En mi reciente habitación, también, se escucha la lluvia caer como si se acercara el fin del mundo. Tal vez haya sido sólo porque llovía a mares, granizos incluidos el primer día. Ese mismo día una de las ventanas dejaba pasar agua al interior. Tuve que atajar la gota constante con un cubo. Frente a mi ventana, tres árboles que parece uno solo. Diría que son algún tipo de abeto por esas hojas con agujas. Da rabia desconocer los nombres. Vivo en constante contacto con la naturaleza. Las vigas de madera lo constatan.

El pequeño estudio está en la buhardilla de una casa en la que vivimos una docena de personas. Es un lugar peculiar: la calle, a ambos lados, está cercada por edificios de pisos y, tras ellos, casas anteriores.
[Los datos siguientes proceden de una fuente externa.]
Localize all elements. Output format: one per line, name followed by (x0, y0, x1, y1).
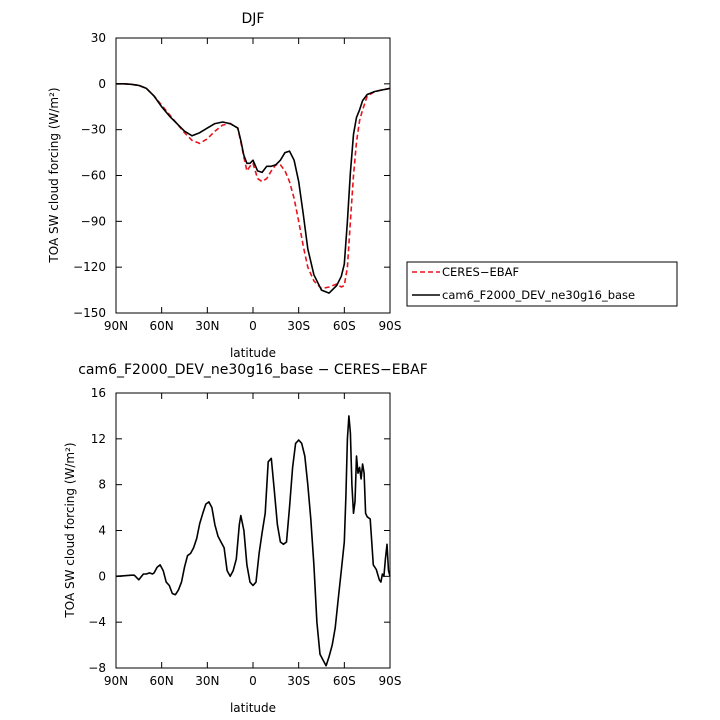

M. dice que parece como si la gente de esos pisos, obreros, tuvieran a los ricos por mascota. Sí que hay bastantes edificios que, al atravesarlos, dejan entrever otra vida y otras historias, otros pasados. Como si lo más actual quisiera tapar lo más antiguo sin destruirlo, como esos actos vergonzosos que ocultamos, pero que forman parte de nosotros.

Me pregunto si esta ciudad terminará formando parte también de mí o si desconocer los nombres de las cosas, de todas, en la lengua local, se rebelará contra la experiencia certera de habitar un espacio, porque ¿se puede habitar verdaderamente algo sin nombrarlo? ¿Y si las cosas sólo habitan en la palabra y el resto es sólo un absurdo discurrir del tiempo?  

Zagreb está ahí afuera, aún hay que meterlo dentro.